Voici les pays les plus détestés du monde
Quels sont les pays les plus aimés et les plus détestés au monde? En haut du classement, on retrouve les candidats habituels: la Suisse et le Canada atteignent chacun +36 points, suivis du Japon avec +34 et de la Suède avec +33. Viennent ensuite l'Italie et la Norvège avec +32 chacune. Fait marquant: le top 20 compte un nombre particulièrement élevé de pays européens, dont l'Espagne, le Danemark, la Finlande, les Pays-Bas, l'Irlande, le Portugal, l'Autriche, la Grèce, la Belgique et l'Allemagne.
Les Etats-Unis, eux, ont dégringolé au classement depuis 2024, se retrouvant avec les cancres: Israël, la Russie et la Corée du Nord et l'Iran.
Pour l'étude «Global Perception Ranking 2026» de Nira Data et de l'Alliance of Democracies, plus de 94 000 personnes dans 98 pays ont été interrogées. Une partie de l'enquête montre comment 132 pays et organisations internationales sont perçus à travers le monde. Le score calculé est une valeur nette: les évaluations positives moins les évaluations négatives.
La situation est nettement moins rose pour les Etats-Unis. Dans le classement mondial de la perception, ils ne figurent plus qu'à la 64e place sur 68 pays et organisations répertoriés, avec un score de –16 points. Seuls l'Iran, l'Afghanistan, la Corée du Nord et Israël obtiennent de moins bons résultats.
A la fin du classement se trouve Israël avec –24 points. Il est précédé par la Corée du Nord et l'Afghanistan avec –19 chacun, l'Iran avec –17 et les Etats-Unis avec –16. Les auteurs de l'étude y voient moins la formation d'un nouveau bloc clair qu'une aliénation mondiale: de nombreux pays se détournent des Etats-Unis sans pour autant embrasser avec enthousiasme la Chine ou la Russie.
Fait particulièrement remarquable: les Etats-Unis sont désormais perçus plus négativement que la Russie à l'échelle mondiale. Selon l'étude, l'image des Etats-Unis s'est dégradée de près de 40 points depuis 2024. La Chine, en revanche, est désormais le seul pays parmi les trois grandes puissances à bénéficier d'une image mondiale positive.

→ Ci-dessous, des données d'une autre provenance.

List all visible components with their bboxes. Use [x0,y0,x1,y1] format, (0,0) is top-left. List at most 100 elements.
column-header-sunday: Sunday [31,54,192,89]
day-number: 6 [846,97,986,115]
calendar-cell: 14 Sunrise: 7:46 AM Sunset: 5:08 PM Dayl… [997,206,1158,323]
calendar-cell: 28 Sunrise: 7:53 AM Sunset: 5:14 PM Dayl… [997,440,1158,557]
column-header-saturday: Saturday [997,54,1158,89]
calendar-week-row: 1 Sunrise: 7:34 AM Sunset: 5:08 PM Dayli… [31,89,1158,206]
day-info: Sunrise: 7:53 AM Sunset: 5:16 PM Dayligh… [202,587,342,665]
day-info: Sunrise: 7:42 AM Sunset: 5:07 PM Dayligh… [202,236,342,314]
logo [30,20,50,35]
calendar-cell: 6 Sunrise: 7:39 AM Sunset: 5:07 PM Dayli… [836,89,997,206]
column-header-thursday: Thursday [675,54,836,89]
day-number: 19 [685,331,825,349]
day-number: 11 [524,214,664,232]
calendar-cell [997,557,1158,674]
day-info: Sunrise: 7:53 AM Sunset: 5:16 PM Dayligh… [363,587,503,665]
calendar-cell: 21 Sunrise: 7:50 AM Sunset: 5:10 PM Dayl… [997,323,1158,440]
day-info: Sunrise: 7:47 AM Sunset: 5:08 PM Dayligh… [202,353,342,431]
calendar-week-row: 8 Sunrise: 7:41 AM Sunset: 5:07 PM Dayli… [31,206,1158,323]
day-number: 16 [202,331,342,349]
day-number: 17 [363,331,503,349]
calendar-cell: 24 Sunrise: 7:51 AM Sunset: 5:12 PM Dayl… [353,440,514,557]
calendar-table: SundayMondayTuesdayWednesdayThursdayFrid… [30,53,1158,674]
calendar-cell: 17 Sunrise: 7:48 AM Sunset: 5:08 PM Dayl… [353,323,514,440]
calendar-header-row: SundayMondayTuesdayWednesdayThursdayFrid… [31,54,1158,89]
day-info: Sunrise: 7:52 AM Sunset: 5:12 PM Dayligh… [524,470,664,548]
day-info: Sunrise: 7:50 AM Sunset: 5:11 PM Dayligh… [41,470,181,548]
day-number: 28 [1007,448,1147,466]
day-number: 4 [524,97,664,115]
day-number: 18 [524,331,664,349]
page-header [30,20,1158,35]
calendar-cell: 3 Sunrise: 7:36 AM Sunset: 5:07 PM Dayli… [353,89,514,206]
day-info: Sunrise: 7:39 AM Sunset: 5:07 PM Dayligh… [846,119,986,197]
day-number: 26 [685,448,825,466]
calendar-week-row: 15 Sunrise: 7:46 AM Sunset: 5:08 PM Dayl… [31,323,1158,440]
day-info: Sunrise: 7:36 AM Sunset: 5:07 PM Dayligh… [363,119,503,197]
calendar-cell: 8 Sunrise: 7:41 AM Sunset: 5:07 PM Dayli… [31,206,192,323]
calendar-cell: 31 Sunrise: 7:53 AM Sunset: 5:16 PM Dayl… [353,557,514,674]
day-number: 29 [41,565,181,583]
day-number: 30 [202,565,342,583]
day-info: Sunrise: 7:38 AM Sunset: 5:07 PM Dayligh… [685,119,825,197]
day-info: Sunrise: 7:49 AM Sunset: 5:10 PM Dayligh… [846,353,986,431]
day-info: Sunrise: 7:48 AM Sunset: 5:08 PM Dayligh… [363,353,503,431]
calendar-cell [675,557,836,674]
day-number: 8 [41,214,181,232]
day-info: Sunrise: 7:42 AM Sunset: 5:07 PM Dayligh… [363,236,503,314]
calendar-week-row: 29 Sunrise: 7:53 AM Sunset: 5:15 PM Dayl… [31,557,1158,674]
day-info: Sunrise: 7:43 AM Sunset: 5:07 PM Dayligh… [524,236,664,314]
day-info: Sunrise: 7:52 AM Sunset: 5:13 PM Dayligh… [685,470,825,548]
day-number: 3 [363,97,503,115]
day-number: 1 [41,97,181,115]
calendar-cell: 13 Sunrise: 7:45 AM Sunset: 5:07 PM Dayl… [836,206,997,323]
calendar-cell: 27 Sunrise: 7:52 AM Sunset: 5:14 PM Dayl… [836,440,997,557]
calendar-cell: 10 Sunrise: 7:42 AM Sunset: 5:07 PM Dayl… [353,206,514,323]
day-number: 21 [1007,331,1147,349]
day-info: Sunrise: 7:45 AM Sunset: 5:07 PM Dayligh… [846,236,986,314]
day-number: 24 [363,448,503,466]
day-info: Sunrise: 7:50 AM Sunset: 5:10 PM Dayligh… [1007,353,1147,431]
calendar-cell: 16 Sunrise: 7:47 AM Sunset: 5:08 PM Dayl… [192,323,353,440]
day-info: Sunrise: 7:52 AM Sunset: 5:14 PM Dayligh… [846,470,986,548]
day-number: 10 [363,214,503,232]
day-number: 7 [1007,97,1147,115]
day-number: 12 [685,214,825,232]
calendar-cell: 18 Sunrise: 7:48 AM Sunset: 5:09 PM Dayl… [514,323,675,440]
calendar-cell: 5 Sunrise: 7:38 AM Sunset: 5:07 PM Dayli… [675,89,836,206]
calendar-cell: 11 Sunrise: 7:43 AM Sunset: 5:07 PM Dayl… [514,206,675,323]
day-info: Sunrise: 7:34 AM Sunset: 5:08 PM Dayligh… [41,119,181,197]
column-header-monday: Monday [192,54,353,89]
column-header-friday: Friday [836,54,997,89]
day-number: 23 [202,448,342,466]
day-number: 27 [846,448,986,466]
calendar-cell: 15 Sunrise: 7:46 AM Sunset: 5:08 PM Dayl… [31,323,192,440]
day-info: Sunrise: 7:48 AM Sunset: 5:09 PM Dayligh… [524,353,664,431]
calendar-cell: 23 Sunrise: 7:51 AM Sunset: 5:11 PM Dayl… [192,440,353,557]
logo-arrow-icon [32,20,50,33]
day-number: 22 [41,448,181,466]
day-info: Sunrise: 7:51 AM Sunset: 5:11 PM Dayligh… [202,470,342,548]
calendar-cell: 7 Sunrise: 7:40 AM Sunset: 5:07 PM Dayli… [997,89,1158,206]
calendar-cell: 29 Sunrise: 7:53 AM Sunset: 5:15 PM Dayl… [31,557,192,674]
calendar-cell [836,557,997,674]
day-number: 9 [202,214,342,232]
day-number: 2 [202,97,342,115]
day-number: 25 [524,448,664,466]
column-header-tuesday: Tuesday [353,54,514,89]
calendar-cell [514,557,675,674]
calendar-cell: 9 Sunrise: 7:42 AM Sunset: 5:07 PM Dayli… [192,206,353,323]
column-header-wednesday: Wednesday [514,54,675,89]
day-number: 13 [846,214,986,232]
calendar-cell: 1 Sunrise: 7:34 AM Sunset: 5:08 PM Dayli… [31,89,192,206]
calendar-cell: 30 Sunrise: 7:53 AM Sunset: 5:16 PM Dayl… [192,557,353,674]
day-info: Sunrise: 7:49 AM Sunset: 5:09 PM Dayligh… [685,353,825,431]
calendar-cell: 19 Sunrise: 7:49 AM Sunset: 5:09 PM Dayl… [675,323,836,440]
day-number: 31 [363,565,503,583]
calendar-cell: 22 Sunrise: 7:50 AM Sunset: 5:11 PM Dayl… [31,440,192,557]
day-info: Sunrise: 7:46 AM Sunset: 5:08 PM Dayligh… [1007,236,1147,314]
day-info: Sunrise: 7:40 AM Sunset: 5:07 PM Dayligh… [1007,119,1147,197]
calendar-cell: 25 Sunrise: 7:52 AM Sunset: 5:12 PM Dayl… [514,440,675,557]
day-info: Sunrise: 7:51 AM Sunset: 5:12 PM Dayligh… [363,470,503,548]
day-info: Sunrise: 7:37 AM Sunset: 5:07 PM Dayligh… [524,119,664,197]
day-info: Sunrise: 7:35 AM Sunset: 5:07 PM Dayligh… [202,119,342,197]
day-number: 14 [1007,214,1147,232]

En Europe, les trois superpuissances mondiales sont toutes perçues négativement: c'est la Chine qui s'en sort le «moins mal» sur le Vieux Continent avec –14, tandis que les Etats-Unis (–35) sont tout de même perçus un peu plus positivement que la Russie (–47).
La Suisse s'attribue une bonne note
En résumé, le monde trouve actuellement la Suisse sympathique, et les Etats-Unis plutôt pas. Mais nous n'obtenons pas seulement de bons résultats concernant notre image à l'étranger. Même lorsque la population évalue son propre système politique, nous sommes loin devant: dans le «Democracy Perception Index», la Suisse occupe la cinquième place avec un indice de +19, derrière la Suède, la Norvège, le Danemark et la Finlande.
L'indice ne mesure pas à quel point un pays est démocratique selon les habitants d'autres pays, mais comment les citoyens perçoivent la démocratie dans leur propre pays. Huit domaines sont interrogés, tels que les élections, l'Etat de droit, la liberté d'expression, la diversité politique et la transparence du gouvernement.
La population suisse évalue particulièrement bien l'Etat de droit (+33), l'alternance pacifique au pouvoir (+31), la liberté d'expression (+26) et l'éducation politique (+24). En revanche, l'appréciation de la transparence gouvernementale est plus critique: la Suisse y affiche un score de −16. Elle n'est toutefois pas seule avec ce résultat négatif. Selon l'étude, la transparence est la dimension de la démocratie la plus mal notée par les citoyens à travers le monde. (trad. hun)
Pour l'image mondiale des pays, il a été demandé aux participants dans quelle mesure ils percevaient différents pays et organisations internationales de manière positive ou négative. La valeur indiquée est une valeur nette: part des évaluations positives moins part des évaluations négatives. Le classement ne présente que les 68 pays et organisations qui ont été évalués par l'ensemble des 85 pays interrogés. Les valeurs mesurent donc la perception mondiale d'un pays – et non sa qualité démocratique réelle.